California voters on Tuesday passed a ballot measure to uphold a 2020 law that banned the sale of most flavored tobacco products, giving anti-tobacco advocates an expected victory in a multiyear fight against the industry to mitigate a youth vaping crisis.
Proposition 31 was placed on the ballot soon after Gov. Gavin Newsom signed Senate Bill 793, the Legislature’s bipartisan effort to crack down on e-cigarettes and other products popular with kids. The law banned the sale of certain flavored tobacco products in stores and vending machines, including menthol cigarettes, but with exceptions for hookah, premium cigars and loose-leaf tobacco.
The Associated Press called the race, though official results will take longer to finalize.
The implementation of SB 793 was delayed after a referendum by the tobacco industry qualified for the November 2022 ballot, giving voters the final say on its merit. A “yes” vote meant the law would go into effect, while a “no” vote would have blocked it.
More than 100 local jurisdictions in California have passed some level of restrictions against the sale of flavored tobacco products. Lawmakers approved the statewide ban despite lobbying by the tobacco industry and other interest groups that claimed it would disproportionately affect certain communities more than others and incentivize a black market.
Advocates for Proposition 31 argued the restrictions would deter tobacco use among kids by eliminating youth-friendly flavors such as bubblegum, cotton candy and cherry. A 2020 Centers for Disease Control and Prevention youth survey found that 20% of high school and 10% of middle school students reported current e-cigarette use.

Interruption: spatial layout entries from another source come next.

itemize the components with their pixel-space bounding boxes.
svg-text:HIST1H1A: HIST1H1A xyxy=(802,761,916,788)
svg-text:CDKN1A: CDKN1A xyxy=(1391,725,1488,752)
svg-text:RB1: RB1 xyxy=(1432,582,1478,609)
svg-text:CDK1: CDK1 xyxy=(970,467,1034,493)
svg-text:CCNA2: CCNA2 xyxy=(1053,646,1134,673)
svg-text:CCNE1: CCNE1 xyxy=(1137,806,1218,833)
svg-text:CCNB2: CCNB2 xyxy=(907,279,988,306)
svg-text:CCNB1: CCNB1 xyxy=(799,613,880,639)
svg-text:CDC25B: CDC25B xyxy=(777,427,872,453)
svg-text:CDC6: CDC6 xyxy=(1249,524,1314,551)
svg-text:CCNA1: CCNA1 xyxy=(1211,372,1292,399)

Those numbers concerned a coalition of doctors, dentists, nurses and public health professionals who campaigned in support of the initiative, along with Newsom, the California Democratic Party and the California Teachers Assn. The campaign to pass Proposition 31 had raised around $60 million, according to campaign finance records, thanks in large part to former New York City Mayor Michael Bloomberg, who has for years fought against teen smoking and funneled millions into passing the ballot measure.
The campaign against Proposition 31 raised millions of dollars with help from R.J. Reynolds Tobacco Co. and Philip Morris USA. The California Republican Party also endorsed a “no” vote against the measure.
Opponents said the ban would remove an effective tool used by smokers to quit traditional cigarettes, and that some communities were unfairly targeted by the law. Black smokers, for example, are more likely to use menthol cigarettes, largely because the tobacco industry “aggressively targets its marketing to certain populations,” according to the CDC.
The “no” campaign also claimed that the new rules would incentivize a black market that would disregard strict federal regulations against underage smokers and flavored tobacco products, and would significantly cost the state. The independent Legislative Analyst’s Office estimated that Proposition 31 could reduce state tobacco tax revenues by up to $100 million annually.
Still, Proposition 31 headed into election night with a clear advantage. A recent UC Berkeley Institute of Governmental Studies poll co-sponsored by The Times found that likely voters favored the ballot measure 58% to 32%, with strong support from Democrats and unaffiliated voters, and modest approval among Republicans.
Newsom also lent his support for the measure in the final days before the election.
“A lot on the ballot. Not to be missed — a chance to stand up to nasty tobacco companies that are willing to put our kids’ health at risk to flush their bank accounts with cash,” Newsom wrote on Twitter on Nov. 4. “It’s sick. Vote YES ON PROP 31 to ensure the ban on flavored tobacco stays put. Save lives. Vote YES.”
While Proposition 31 was in strong standing after polls closed, the total vote count could take days to finalize.